En adelante estaba todo perfectamente seco, solo algunos manchones poco importantes, las condiciones no podían ser mejores, para mejor, no había absolutamente nada de viento. Caminos aquí no hay, solo algunas huellas que no suelen conducir a ningún lugar en particular, de todos modos, yo tenía mi rumbo fijo 278° Oeste, así que seguí la canción de Juan Manuel al pie de la letra: “caminante no hay camino, se hace camino al andar”. Lo curioso es que las distancias son tan inmensas y el terreno tan monótono que da la impresión de no avanzar, ya que los únicos puntos de referencia que se tiene están tan lejos que se mantienen estático, indiferentes a mi avance. Nada parece acercarse ni retroceder, por lo tanto, a uno le da la sensación por momentos de estar en un rolo de entrenamiento.

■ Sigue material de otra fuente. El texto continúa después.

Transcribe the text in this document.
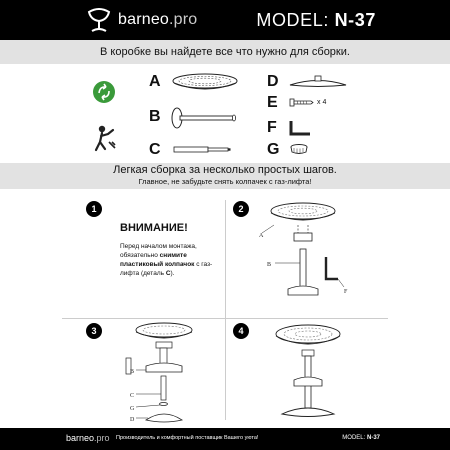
barneo.pro	MODEL: N-37
В коробке вы найдете все что нужно для сборки.
A
B
C
D
E	x 4
F
G
Легкая сборка за несколько простых шагов.
Главное, не забудьте снять колпачек с газ-лифта!
1	2
3	4
ВНИМАНИЕ!
Перед началом монтажа, обязательно снимите пластиковый колпачок с газ-лифта (деталь C).
A
B
F
B
C
G
D
barneo.pro Производитель и комфортный поставщик Вашего уюта!	MODEL: N-37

Mi plan parece desmoronarse cuando las horas de luz comienzan su cuenta regresiva y de la isla Incahuasi no hay noticias. Pero como era más sencillo seguir que volver, agaché la cabeza hacia la brújula y cambié al plato grande.
Fue hermoso ver una protuberancia contrastando con el dominio blanco del horizonte, ahí estaba, 20 km más y llegaba. Los turistas que van hasta allí durante el día suelen dejar comida, también hay baños y agua. Pero, ¿qué puede ser más romántico ver un atardecer en medio de un salar y acampar en él?
No tardé demasiado en buscar el lugar apropiado para echarme ya que éste nunca cambió desde hacía varias horas. Luego, a seguir el ritual de siempre: extender el nylon del piso, armar la carpa, clavar las estacas… ¡imposible! La sal es prácticamente una roca, no hay forma de enterrarlas más que 5 centímetros, si no se la clava y hay viento, no será una buena noche seguramente y sobre la sal solo hay sal. Aquí es donde saco el elemento que va a cambiar la situación. Una simple piedra traída hasta acá en el fondo de la alforja.
Se acerca la noche y la temperatura empieza a caer en picada. (Con la altura la densidad de la atmósfera disminuye y ésta no puede almacenar tanta radiación solar. Esto explica porque cuando estamos en altura, a la sombra nos helamos y al sol estamos a gusto). Saco mi MSR, luego de unos cuantos bombeos está listo para el menú del día: arroz con cebolla acompañado unos mates, contemplando uno de los mejores atardeceres que se pueden pedir. Soledad y paz.
19:30 me voy a dormir ya que quiero levantarme a las 5:30 para ver un prometedor amanecer. Lo cierto es que recién a las 10:30 pude abrir los ojos, la sal relaja evidentemente.
Mientras desarmaba los bártulos para partir, el juego era hacerle un baile poco elegante y desnudo a los turistas que pasaban a lo lejos en las 4×4 que se dirigían a la isla Incahuasi a pasar el día. El chiste se me dio vuelta cuando horas más tarde llego a la isla y me encuentro con todo mi público almorzando civilizadamente en mesas bajo gazebos blancos inmaculados. “Oh ahí está el hombre del culo blanco…” le comenta un inglés estirado a su señora esposa.
Un guía de la zona me comenta que muy cerca de donde dormí anoche, hace pocos años una familia tuvo una avería en su vehículo, se aventuraron a pie hasta la isla que estimaban cercana, los sorprendió la noche y nunca llegaron. 5 cruces en la sal así lo testifican.
También que un ciclista europeo se detuvo para tomar unas fotos y tras caminar solo unos pasos se desoriento y perdió de vista su bici. Lo encontraron un día después caminando a kilómetros de donde debería haberse dirigido. Tuvieron que pasar semanas hasta que dieran con su bicicleta. Es por eso que yo en absolutamente todas las fotos del salar salgo junto a mi bicicleta.
Luego de ser blanco de muchas preguntas (en varios idiomas) y fotos, me fui de la isla con mucha comida reglada. Doblando 90° a la derecha solo 50 km me separan de “tierra firme”.